IMHO, for any kind of vehicle, which batteries cannot provide enough power/energy, it would be best to use a biofuel, like biodiesel!
(Which is easy & cheap to produce (from countless kinds of plants/biomass) & energy dense & VERY unlikely to start any fires, after ruptures/leaks!)
freddotu
I applaud the use of Kelvin as a temperature reference without the "degrees Kelvin" reference that is so often incorrectly used. Unfortunately, "kelvins above absolute zero" is equally incorrect. Always Kelvin not kelvin or kelvins and it's always understood that 0 K is absolute zero. At least there are no descriptions of something being ten times smaller or ten times less than something else, as is all too common in these entries.
Username
Laszlo KRUPPA , I'm guessing it's for redundancy since it will carry humans. But I agree with you that the statement is flawed.
Eugarps71
To FB36:
While hydrogen may not be the best fuel from the standpoint of energy per unit of volume and the difficulty of storage, it exploding is not a huge issue. Pure hydrogen will only burn if it has oxygen and even then, it's a very controlled flame without the right mix of oxygen. It's only when a 1 to 1 H2 to O mix is reached that there is an explosion. It's not any different than gasoline, which is used safely in most current vehicles.
Towerman
Aaaah an update about my Favorite aircraft ! ! ! This is so refreshing.

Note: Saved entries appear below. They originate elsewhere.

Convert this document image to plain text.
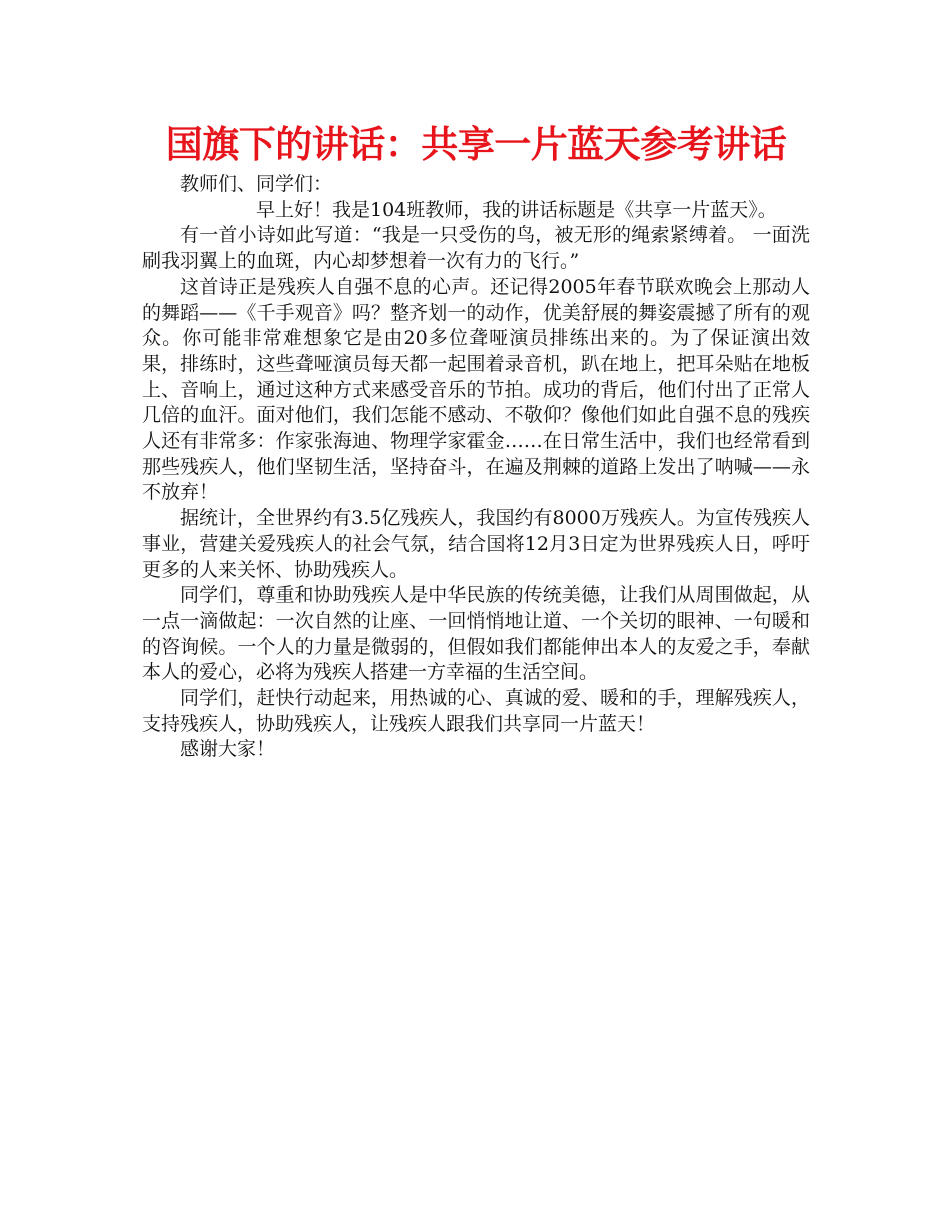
国旗下的讲话：共享一片蓝天参考讲话

教师们、同学们：

早上好！我是104班教师，我的讲话标题是《共享一片蓝天》。

有一首小诗如此写道：“我是一只受伤的鸟，被无形的绳索紧缚着。 一面洗刷我羽翼上的血斑，内心却梦想着一次有力的飞行。”

这首诗正是残疾人自强不息的心声。还记得2005年春节联欢晚会上那动人的舞蹈——《千手观音》吗？整齐划一的动作，优美舒展的舞姿震撼了所有的观众。你可能非常难想象它是由20多位聋哑演员排练出来的。为了保证演出效果，排练时，这些聋哑演员每天都一起围着录音机，趴在地上，把耳朵贴在地板上、音响上，通过这种方式来感受音乐的节拍。成功的背后，他们付出了正常人几倍的血汗。面对他们，我们怎能不感动、不敬仰？像他们如此自强不息的残疾人还有非常多：作家张海迪、物理学家霍金……在日常生活中，我们也经常看到那些残疾人，他们坚韧生活，坚持奋斗，在遍及荆棘的道路上发出了呐喊——永不放弃！

据统计，全世界约有3.5亿残疾人，我国约有8000万残疾人。为宣传残疾人事业，营建关爱残疾人的社会气氛，结合国将12月3日定为世界残疾人日，呼吁更多的人来关怀、协助残疾人。

同学们，尊重和协助残疾人是中华民族的传统美德，让我们从周围做起，从一点一滴做起：一次自然的让座、一回悄悄地让道、一个关切的眼神、一句暖和的咨询候。一个人的力量是微弱的，但假如我们都能伸出本人的友爱之手，奉献本人的爱心，必将为残疾人搭建一方幸福的生活空间。

同学们，赶快行动起来，用热诚的心、真诚的爱、暖和的手，理解残疾人，支持残疾人，协助残疾人，让残疾人跟我们共享同一片蓝天！

感谢大家！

@all the naysayers, what a bunch of shallow minded and uninformed comments !
@owlpic Your comment does not even to begin to make sense !, This is the best aerodynamics for a basic hexacopter design that is out there in this size ! The Beauty is in it's simplicity being a Hexacopter !
@Brian M. It might not be the only solution, however it is a solution that not only Skai is working on to perfect. Clearly the Skai Team is working hard on this and obviously knows where the limits can be pushed, it is what they do 24/7 ! Carbon based will just keep on producing the environmental headache we all face with fossil fuels these days.

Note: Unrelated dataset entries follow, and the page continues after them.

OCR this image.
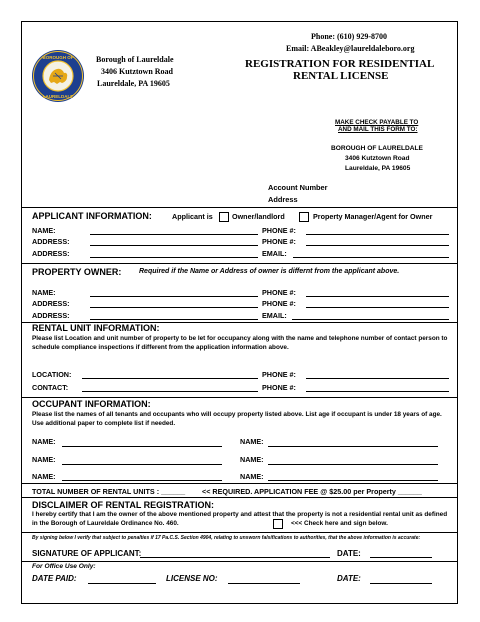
BOROUGH OF
LAURELDALE
Borough of Laureldale
3406 Kutztown Road
Laureldale, PA 19605
Phone: (610) 929-8700
Email: ABeakley@laureldaleboro.org
REGISTRATION FOR RESIDENTIAL
RENTAL LICENSE
MAKE CHECK PAYABLE TO
AND MAIL THIS FORM TO:
BOROUGH OF LAURELDALE
3406 Kutztown Road
Laureldale, PA 19605
Account Number
Address
APPLICANT INFORMATION:	Applicant is	Owner/landlord	Property Manager/Agent for Owner
NAME:	PHONE #:
ADDRESS:	PHONE #:
ADDRESS:	EMAIL:
PROPERTY OWNER:	Required if the Name or Address of owner is differnt from the applicant above.
NAME:	PHONE #:
ADDRESS:	PHONE #:
ADDRESS:	EMAIL:
RENTAL UNIT INFORMATION:
Please list Location and unit number of property to be let for occupancy along with the name and telephone number of contact person to schedule compliance inspections if different from the application information above.
LOCATION:	PHONE #:
CONTACT:	PHONE #:
OCCUPANT INFORMATION:
Please list the names of all tenants and occupants who will occupy property listed above. List age if occupant is under 18 years of age. Use additional paper to complete list if needed.
NAME:	NAME:
NAME:	NAME:
NAME:	NAME:
TOTAL NUMBER OF RENTAL UNITS : ______ << REQUIRED. APPLICATION FEE @ $25.00 per Property ______
DISCLAIMER OF RENTAL REGISTRATION:
I hereby certify that I am the owner of the above mentioned property and attest that the property is not a residential rental unit as defined in the Borough of Laureldale Ordinance No. 460.	<<< Check here and sign below.
By signing below I verify that subject to penalties if 17 Pa.C.S. Section 4904, relating to unsworn falsifications to authorities, that the above information is accurate:
SIGNATURE OF APPLICANT:	DATE:
For Office Use Only:
DATE PAID:	LICENSE NO:	DATE:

@laszlo Kruppa O please...REALLY ???? It IS the simplest for as it has not tilting motors or mammoth wings sticking out the sides, The 6 rotors makes for brilliant Redundancy ! ! ! I would not want to see it done ANY other way !!!!

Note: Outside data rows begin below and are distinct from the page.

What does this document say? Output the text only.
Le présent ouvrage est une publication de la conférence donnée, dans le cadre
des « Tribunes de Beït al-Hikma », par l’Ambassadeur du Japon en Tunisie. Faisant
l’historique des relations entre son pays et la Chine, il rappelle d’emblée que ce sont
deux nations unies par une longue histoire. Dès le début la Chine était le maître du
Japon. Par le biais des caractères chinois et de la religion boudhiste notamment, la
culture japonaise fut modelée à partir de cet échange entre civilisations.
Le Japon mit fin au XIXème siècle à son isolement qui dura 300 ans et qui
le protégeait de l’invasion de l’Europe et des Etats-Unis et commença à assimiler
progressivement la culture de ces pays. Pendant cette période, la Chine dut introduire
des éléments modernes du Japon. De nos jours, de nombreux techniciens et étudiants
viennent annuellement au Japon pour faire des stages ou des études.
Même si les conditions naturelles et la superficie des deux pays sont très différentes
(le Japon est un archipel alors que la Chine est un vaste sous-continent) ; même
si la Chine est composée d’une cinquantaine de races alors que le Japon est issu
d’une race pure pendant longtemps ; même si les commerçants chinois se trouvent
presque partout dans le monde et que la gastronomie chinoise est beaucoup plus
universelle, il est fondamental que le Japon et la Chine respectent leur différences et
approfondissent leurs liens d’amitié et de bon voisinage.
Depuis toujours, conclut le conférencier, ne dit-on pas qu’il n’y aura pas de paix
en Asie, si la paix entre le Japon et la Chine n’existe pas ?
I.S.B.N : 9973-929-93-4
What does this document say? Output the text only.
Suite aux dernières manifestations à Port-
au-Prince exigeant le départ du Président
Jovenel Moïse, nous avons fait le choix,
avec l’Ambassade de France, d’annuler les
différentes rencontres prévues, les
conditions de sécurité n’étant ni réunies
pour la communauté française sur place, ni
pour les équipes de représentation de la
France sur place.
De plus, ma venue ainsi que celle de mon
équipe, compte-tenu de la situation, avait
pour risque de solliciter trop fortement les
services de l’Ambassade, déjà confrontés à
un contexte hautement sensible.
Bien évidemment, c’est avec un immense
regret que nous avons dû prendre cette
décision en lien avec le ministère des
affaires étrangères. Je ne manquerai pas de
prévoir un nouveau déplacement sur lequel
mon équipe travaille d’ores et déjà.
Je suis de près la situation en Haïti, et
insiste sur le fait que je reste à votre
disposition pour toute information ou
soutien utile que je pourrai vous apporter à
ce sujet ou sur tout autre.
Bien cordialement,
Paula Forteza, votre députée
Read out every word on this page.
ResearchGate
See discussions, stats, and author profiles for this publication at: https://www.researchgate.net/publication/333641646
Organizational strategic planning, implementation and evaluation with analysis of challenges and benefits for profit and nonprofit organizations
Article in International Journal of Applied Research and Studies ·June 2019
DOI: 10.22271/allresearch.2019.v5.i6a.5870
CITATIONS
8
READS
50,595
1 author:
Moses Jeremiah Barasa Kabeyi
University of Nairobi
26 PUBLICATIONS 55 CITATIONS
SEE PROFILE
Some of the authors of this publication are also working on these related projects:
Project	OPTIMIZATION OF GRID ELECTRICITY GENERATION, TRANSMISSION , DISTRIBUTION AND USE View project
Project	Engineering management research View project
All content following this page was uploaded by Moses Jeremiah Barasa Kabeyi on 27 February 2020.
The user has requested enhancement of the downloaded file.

@FB36 Again another senseless comment from you as in previous topics ! ANY kind of propulsion is dangerous, maybe your blind but have you seen how many thousands of people have been scorched to a crisp in aircraft related accidents due to Aviation Fuel ! ! ! ! I have seen them and its real bad, YET they are certified. Skais Hydrogen system will be MUCH safer ! ! !
@Username, The only Flaw is the perception of what it is that they are doing that you don't understand, the Skai Craft is one of the very best concepts out there !

guzmanchinky
Towerman, maybe attacking everyone isn't the best way to convince people that this is a great idea? I agree these are amazing concepts, and I agree that Hydrogen is safer than avgas or jetfuel. I look forward to these machines becoming reality, but there will be many failed attempts along the way, as with any breakthrough startups...
Towerman
@guzmanchinky
I'm tired of deliberate trolling. Comments meant to confuse and derail reality. None of those posters understand what Exactly it is that Skai and other brilliant concepts are doing Exactly. They don't care for these concepts they only want their primitive fuel guzzlers to be the be all end all for eternity ! I have no respect for those preaching misinformation,uneducated hearsay and deceiving comments.